Friday, 10 July 2009

Representing members in rural schools

A wide-ranging discussion at the Shropshire Division meeting in Shrewsbury tonight focussed on the funding pressures on rural Authorities.

I was invited to give my views as Vice-Presidential candidate – and afterwards received Shropshire’s nomination. Above all, it gave us all an opportunity to compare the issues that were common to all teachers, whether from Lewisham, Shropshire or elsewhere, as well as the particular pressures facing rural schools.

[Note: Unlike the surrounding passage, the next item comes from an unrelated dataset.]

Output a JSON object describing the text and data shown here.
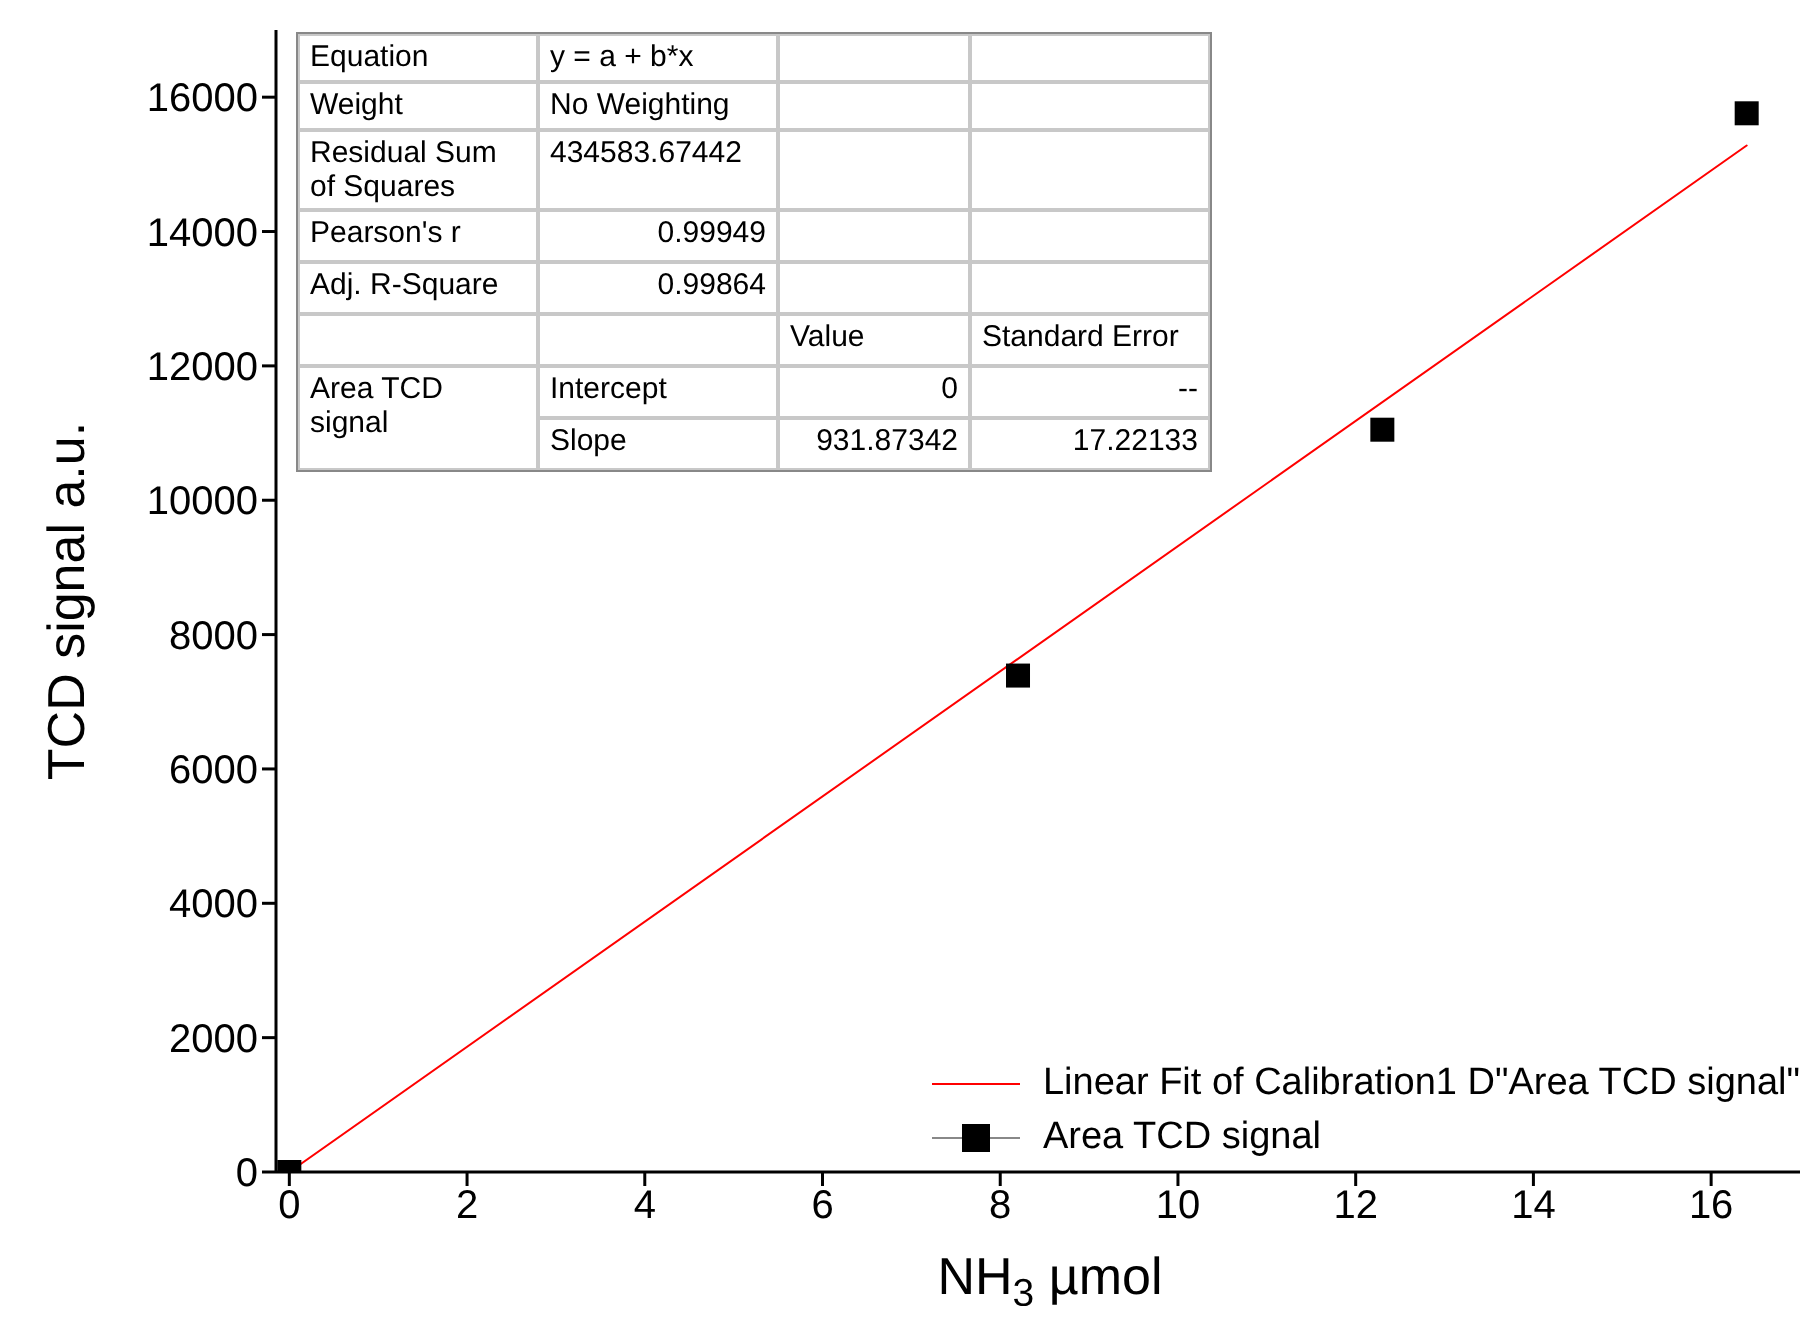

Concerns about workload, threats to pensions, support from Regional Offices, the loss of work facing supply teachers and the pressures of ‘APP’ were to the fore, as they would be in many Divisions. But concerns about how the threat of funding cuts would hit already cash-strapped rural authorities were the main subject of debate.

As I pointed out, the latest White Paper refers to the ongoing discussions about the ‘formula review’ which the DCSF are conducting to decide how funding should be distributed amongst different authorities with different levels of need.

Shropshire members pointed to the difficulties that didn’t seem to be recognised in the present funding arrangements such as the high cost of school transport in rural areas and lack of adequate internet access, as well as the conflicting pressures between protecting small village schools and adequately funding larger urban schools within a poorly-funded Authority.

We discussed how funding had to be needs-led – making sure all schools were adequately funded to meet the needs of their students – instead of just having schools and Authorities argue about how best to carve up an inadequate overall budget cake. But with the ‘cake’ threatened by government cutbacks, we all recognised that a national battle to defend education funding would have to be fought, linking up with parents and local communities too.

But the Union needs to recognise the particular pressures on rural areas, which are not often discussed at Conferences which can sometimes be dominated by larger metropolitan areas. The White Paper’s solution to protect rural schools by looking at ‘shared posts’ and federations to provide ‘value for money’ could add to the pressures on staff. I agreed to pursue the suggestion of a national meeting aimed at bringing rural associations together to discuss specific concerns such as funding, school closures and union organisation.

I hope Shropshire’s nomination will help towards getting me elected as a National Officer where I would seek to help convene just such a meeting.